Se estrenó en el Teatro Talia una nueva y renovada versión del clásico ‘Lazarillo de Tormes’ bajo un prisma actualizado que, sin perder la sátira y la punzante mirada del siglo XVI llega a nuestros días cargado de humor y con una afilada (e irónica), sátira sobre los pilares morales y éticos que pululan nuestra sociedad.
Lazarillo del siglo XXI
‘Lázaro 3.0’, texto adaptado y dirigido por Jimmy Entraigües y Toni Llorens (quien ejerce de protagonista del pícaro de Tormes), basa su argumentación en recoger el legado, tanto del propio original como el de diversas versiones creadas para la escena, el cine o la TV, y lanzar una sólida propuesta teatral que permite mantener la esencia de una innovadora novela del siglo de Oro español, así como una fresca y divertida lectura de los tiempos que corren.
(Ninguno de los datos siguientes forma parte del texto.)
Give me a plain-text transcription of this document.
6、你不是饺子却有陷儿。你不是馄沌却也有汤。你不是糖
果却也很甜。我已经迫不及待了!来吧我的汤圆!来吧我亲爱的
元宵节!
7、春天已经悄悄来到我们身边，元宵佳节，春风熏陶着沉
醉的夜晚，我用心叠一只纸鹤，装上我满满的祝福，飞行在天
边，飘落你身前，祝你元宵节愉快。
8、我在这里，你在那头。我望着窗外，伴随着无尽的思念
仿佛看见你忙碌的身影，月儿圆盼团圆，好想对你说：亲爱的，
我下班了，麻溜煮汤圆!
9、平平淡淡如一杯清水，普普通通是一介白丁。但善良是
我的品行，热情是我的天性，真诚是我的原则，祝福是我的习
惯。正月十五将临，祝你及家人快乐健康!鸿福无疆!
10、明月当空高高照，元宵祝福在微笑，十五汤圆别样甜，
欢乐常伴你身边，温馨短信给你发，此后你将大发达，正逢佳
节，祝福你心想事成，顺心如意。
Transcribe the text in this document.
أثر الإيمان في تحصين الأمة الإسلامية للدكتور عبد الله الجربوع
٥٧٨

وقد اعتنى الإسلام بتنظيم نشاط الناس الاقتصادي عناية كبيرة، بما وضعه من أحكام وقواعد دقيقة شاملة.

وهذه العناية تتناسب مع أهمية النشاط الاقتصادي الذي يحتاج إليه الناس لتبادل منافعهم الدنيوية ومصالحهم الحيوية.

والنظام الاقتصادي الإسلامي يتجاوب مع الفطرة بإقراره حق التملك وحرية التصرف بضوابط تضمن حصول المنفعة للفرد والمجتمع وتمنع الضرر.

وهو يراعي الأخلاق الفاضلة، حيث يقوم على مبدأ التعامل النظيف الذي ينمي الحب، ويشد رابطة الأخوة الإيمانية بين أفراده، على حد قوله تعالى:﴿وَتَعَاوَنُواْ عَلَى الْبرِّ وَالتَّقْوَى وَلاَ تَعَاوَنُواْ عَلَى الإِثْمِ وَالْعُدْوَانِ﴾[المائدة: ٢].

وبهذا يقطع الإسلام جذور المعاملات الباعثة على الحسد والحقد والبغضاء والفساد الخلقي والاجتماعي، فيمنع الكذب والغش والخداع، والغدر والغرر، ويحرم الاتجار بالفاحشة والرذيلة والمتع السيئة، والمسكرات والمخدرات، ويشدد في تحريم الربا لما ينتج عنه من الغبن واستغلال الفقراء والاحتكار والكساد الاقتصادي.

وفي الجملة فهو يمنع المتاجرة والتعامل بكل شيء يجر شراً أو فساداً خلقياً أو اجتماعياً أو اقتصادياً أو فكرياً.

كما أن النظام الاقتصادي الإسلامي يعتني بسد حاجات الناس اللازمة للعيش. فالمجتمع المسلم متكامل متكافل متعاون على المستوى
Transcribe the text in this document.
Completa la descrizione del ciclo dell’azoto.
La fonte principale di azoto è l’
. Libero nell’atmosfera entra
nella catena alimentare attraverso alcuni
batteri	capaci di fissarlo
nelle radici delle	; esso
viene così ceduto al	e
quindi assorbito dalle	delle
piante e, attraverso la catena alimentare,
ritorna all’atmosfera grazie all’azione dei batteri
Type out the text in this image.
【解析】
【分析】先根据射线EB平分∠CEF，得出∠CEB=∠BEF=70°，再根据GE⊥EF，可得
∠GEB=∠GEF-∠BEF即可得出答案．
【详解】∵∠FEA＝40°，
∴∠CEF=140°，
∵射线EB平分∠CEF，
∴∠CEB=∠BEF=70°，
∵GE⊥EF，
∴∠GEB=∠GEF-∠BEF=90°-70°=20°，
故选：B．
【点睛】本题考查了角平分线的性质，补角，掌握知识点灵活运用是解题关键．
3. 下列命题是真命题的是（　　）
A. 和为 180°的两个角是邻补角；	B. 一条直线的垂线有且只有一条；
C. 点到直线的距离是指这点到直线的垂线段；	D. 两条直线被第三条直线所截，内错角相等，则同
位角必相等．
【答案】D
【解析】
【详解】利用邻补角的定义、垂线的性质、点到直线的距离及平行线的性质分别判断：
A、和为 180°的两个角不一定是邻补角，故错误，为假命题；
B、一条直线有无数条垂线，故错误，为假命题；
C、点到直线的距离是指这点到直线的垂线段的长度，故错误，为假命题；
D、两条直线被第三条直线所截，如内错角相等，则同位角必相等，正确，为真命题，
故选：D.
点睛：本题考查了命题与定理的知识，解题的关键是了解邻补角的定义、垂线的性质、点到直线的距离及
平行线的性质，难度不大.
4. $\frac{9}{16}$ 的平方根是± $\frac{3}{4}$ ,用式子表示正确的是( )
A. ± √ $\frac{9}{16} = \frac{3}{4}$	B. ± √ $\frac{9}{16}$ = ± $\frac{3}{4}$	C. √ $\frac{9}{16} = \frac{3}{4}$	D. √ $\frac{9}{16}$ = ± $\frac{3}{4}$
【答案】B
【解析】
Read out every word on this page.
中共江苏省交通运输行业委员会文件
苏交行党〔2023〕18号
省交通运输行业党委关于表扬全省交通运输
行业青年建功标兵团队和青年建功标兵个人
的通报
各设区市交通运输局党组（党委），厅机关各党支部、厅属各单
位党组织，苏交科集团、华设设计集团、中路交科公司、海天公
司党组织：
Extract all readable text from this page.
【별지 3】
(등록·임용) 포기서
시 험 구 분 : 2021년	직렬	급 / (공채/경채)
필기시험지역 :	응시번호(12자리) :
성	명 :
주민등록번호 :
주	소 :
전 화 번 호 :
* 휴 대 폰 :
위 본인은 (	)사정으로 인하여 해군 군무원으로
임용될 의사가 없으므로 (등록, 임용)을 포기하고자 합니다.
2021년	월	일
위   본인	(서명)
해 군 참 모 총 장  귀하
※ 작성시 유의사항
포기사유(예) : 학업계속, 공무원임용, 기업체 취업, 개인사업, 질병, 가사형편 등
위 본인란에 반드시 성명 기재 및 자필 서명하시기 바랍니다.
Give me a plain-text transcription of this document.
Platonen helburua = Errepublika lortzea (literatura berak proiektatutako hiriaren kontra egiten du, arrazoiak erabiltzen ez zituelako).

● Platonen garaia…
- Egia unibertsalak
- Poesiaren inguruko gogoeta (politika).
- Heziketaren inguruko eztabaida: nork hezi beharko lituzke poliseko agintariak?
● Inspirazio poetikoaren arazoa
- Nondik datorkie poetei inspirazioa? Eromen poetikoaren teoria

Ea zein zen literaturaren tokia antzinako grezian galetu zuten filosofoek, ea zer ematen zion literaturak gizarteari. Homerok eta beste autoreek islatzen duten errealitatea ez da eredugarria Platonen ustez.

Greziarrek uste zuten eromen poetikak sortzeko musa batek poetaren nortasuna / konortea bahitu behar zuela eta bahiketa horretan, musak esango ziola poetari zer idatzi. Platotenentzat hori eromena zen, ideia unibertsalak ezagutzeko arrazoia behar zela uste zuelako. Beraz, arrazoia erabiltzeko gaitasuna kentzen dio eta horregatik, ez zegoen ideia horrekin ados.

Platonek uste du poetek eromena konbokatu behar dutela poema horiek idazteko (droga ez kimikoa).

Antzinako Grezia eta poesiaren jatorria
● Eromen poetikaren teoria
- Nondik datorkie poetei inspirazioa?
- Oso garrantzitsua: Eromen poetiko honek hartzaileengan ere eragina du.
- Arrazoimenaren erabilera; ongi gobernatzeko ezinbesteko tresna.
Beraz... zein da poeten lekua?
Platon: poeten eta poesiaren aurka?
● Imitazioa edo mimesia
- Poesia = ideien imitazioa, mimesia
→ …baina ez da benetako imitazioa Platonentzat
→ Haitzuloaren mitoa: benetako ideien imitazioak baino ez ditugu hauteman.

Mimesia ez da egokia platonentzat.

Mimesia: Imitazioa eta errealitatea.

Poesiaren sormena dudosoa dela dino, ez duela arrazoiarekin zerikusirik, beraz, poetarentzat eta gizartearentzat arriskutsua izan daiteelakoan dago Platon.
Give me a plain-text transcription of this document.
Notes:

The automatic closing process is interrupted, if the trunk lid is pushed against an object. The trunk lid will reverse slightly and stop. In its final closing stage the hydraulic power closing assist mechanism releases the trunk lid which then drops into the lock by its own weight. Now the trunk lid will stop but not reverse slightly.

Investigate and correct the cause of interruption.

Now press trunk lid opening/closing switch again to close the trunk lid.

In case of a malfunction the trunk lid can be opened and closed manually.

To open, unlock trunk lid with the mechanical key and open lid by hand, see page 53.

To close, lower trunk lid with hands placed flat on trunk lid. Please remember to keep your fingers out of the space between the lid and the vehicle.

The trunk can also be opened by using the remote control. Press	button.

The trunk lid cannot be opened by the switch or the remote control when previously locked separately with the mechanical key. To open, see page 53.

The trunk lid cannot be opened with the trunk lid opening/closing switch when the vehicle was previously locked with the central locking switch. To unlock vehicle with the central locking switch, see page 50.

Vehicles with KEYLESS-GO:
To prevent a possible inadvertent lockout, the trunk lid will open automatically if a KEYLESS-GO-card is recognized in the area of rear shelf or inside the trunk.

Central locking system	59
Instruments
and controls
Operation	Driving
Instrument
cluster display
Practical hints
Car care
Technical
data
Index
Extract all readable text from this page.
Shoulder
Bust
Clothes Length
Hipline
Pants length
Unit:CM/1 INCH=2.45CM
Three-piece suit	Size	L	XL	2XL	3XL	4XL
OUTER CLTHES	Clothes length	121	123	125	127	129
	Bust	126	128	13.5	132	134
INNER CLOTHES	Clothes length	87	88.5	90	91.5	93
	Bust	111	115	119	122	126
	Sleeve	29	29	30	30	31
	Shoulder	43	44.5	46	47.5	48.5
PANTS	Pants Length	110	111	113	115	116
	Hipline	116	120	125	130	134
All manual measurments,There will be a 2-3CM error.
No menos importante es que la obra también ha sido adaptada para el publico sordo, y de baja capacidad auditiva, con el fin de no perder un espectador ávido de teatro y necesitado de ofertas de carácter inclusivo.
Este Lazarillo, muy bien compuesto y representado por Llorens a lo largo de sus tres actos, es en la actualidad un hombre que trabaja de barrendero y, desde su larga vida de penurias y malos amos, nos traslada sus vivencias como ejemplo de un mundo donde la supervivencia de un buen hombre se basa en la picaresca y en el hábil engaño para alcanzar el sueño de un trabajo, mínimamente digno y estable.
Los dardos socarrones del antihéroe alcanzan a la iglesia, la política, la sociedad y llegan hasta importantes nombres hasta el lejano refugio de Abu Dabi.
Bajo un marco escénico minimalista, Llorens y Entraigues introducen los elementos audiovisuales para generar todo un juego de personajes que interactúan con Lázaro, al tiempo que otra pantalla ofrece a la actriz Aurora López, que interviene tanto al inicio como al final de la obra, realizar a los personajes a los que Lázaro encuentra por su camino.
Lazarillo inclusivo, en lenguaje de signos
No solo hay que destacar la muy acertada puesta en escena, ‘Lázaro 3.0’ aportó en su presentación a la intérprete de Lenguaje de Signos Chusa Miralles quien en todo momento comunicó cuanto ocurría en la escena. La iluminación, muy lograda y ajustada a los requisitos del texto, corrió a cargo de Borja Piqueras y la dirección de audiovisuales, contó con el buen trabajo del director Óscar Montón. Por las pantallas dieron vida a algunos de los personajes Juan Carlos García y Andrea López.
Casi 70 minutos de buen humor, crítica y mucha naturalidad dieron como resultado el gusto por el buen teatro y la frescura de la actualización. El público lo agradeció con muchos aplausos. Esperamos que pronto ‘Lázaro 3.0’ vuelva sobre las tablas del Talia.